In their local communities, militias and vigilantes find "widespread support".vPeople tend to accept the militancy of their youth as "the only effective means" to "protect their communities from criminals and 'hostile' neighbouring communities". Yet they are quite realistic when assessing the long-term consequences. In a survey conducted in 2002/2003, most respondents assumed that ethnic militias will not develop harmonious relationships with each other and that the rise of militias will undermine democracy. With a multitude of violent actors vying for control over people and territory, political competition cannot be expected to follow fair rules. When asked, how militias are producing security for their communities, many responded: "by creating fear of retaliation in other ethnic groups". Based on such a "balance of terror", Nigerians can, at best, hope for a fragile peace. Can they design institutions that domesticate violence? Or should they better split the country and go separate ways? Leaders of ethnic militias and other self-determination groups have campaigned for a National Conference where representatives of all ethnic groups could discuss how to restructure Nigeria. However, their aims and interests are so divergent that an agreement is not in sight. I will discuss these differences in four case studies. All the armed groups examined here are "unstable" organisations, with shifting aims and strategies, so they are difficult to define:vi

  1. The Oodua People's Congress (OPC) in Southwest Nigeria is commonly seen as a Yoruba militia which has repeatedly clashed with members of other ethnic groups. However, some of its members are also involved in vigilante activities, patrolling the streets and chasing down criminals.

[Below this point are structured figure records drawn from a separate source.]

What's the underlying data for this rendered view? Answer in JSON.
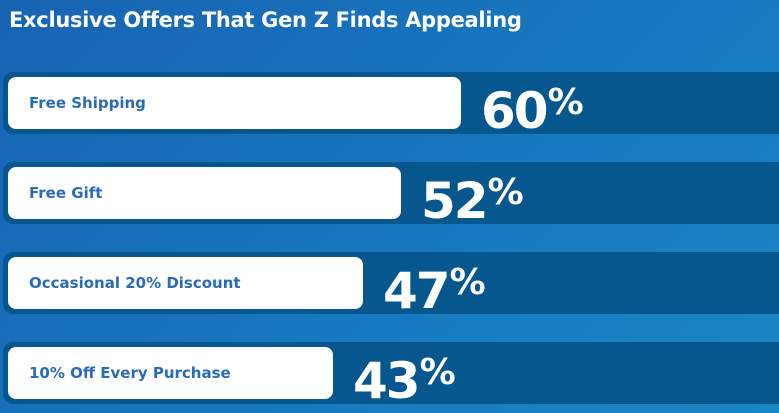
{
  "chart_data": {
    "type": "bar",
    "orientation": "horizontal",
    "title": "Exclusive Offers That Gen Z Finds Appealing",
    "categories": [
      "Free Shipping",
      "Free Gift",
      "Occasional 20% Discount",
      "10% Off Every Purchase"
    ],
    "values": [
      60,
      52,
      47,
      43
    ],
    "unit": "%",
    "xlim": [
      0,
      100
    ],
    "grid": false,
    "legend": "none"
  },
  "colors": {
    "background": "#1770bb",
    "track": "#06578e",
    "bar": "#ffffff",
    "label_text": "#2a6bb8",
    "value_text": "#ffffff"
  }
}
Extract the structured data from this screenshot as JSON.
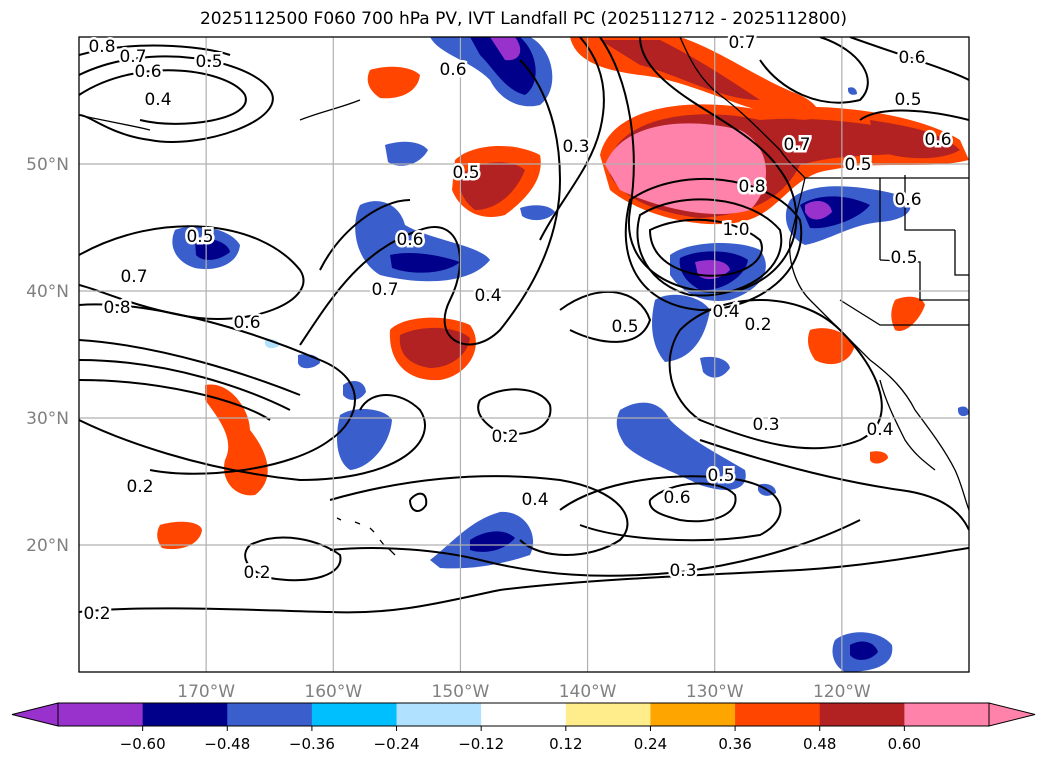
{
  "title": "2025112500 F060 700 hPa PV, IVT Landfall PC (2025112712 - 2025112800)",
  "map": {
    "lat_labels": [
      "50°N",
      "40°N",
      "30°N",
      "20°N"
    ],
    "lon_labels": [
      "170°W",
      "160°W",
      "150°W",
      "140°W",
      "130°W",
      "120°W"
    ],
    "grid": true,
    "projection": "lat-lon",
    "extent": {
      "lon_min": -180,
      "lon_max": -110,
      "lat_min": 10,
      "lat_max": 60
    }
  },
  "contour_labels": [
    "0.8",
    "0.7",
    "0.6",
    "0.5",
    "0.4",
    "0.6",
    "0.7",
    "0.3",
    "0.5",
    "0.5",
    "0.7",
    "0.8",
    "0.6",
    "0.6",
    "0.7",
    "0.4",
    "0.5",
    "0.8",
    "1.0",
    "0.7",
    "0.6",
    "0.5",
    "0.4",
    "0.2",
    "0.5",
    "0.3",
    "0.2",
    "0.2",
    "0.4",
    "0.6",
    "0.5",
    "0.2",
    "0.3",
    "0.4",
    "0.2",
    "0.6",
    "0.5",
    "0.6"
  ],
  "colorbar": {
    "tick_labels": [
      "−0.60",
      "−0.48",
      "−0.36",
      "−0.24",
      "−0.12",
      "0.12",
      "0.24",
      "0.36",
      "0.48",
      "0.60"
    ],
    "colors": [
      "#9932cc",
      "#00008b",
      "#3a5fcd",
      "#00bfff",
      "#b0e2ff",
      "#ffffff",
      "#ffec8b",
      "#ffa500",
      "#ff4500",
      "#b22222",
      "#ff82ab"
    ],
    "extend": "both"
  },
  "colors": {
    "positive_high": "#ff82ab",
    "negative_low": "#00008b",
    "contour": "#000000",
    "grid": "#b0b0b0"
  }
}
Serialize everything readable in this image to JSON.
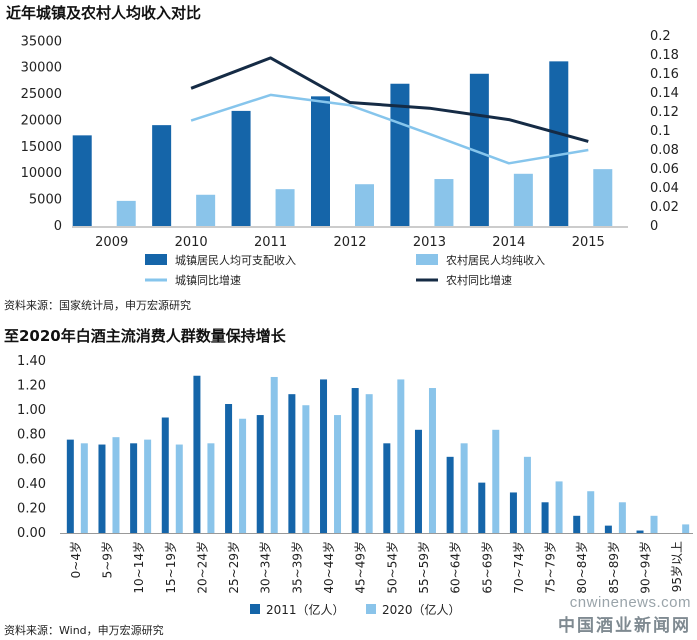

  2. Hisba groups operating in twelve states of Northern Nigeria try to enforce Islamic law and morality. As vigilante organisations, they were formed on a voluntary basis, but they have increasingly come under the control of state governments.

  3. Among the Igbo in Southeast Nigeria, the biggest group propagating ethnic self-determination, the Movement for the Actualisation of a Sovereign State of Biafra (MASSOB), is not involved in crime fighting. And vice versa: The most famous crime fighters in Igboland, a vigilante formation called Bakassi Boys, were not meant to act as an ethnic militia. Yet in an emergency situation, when communal tensions heightened, the Bakassi Boys attacked members of other ethnic groups, demonstrating that they might turn into the nucleus of an ethnic army. Such a transformation has already occurred in other parts of Nigeria where vigilantes merged with ethnic and religious militias in times of communal crises.vii

  4. In the Niger Delta, ethnic militias have splintered into rival gangs. Instead of protecting their communities, they fight each other over shares of the oil resources.


Before turning to these case studies, I shall look at debates about ethnic and religious autonomy. In Nigeria, these debates focus on the need to design a new form of federalism. Since autonomous communities claim the right to control 'their' land and keep armed forces to police it, they need a legal framework that regulates the use of violence between them. Faced with an oligopoly of violent actors, Nigerians have to construct a balance that is based more on rules and contracts than on terror.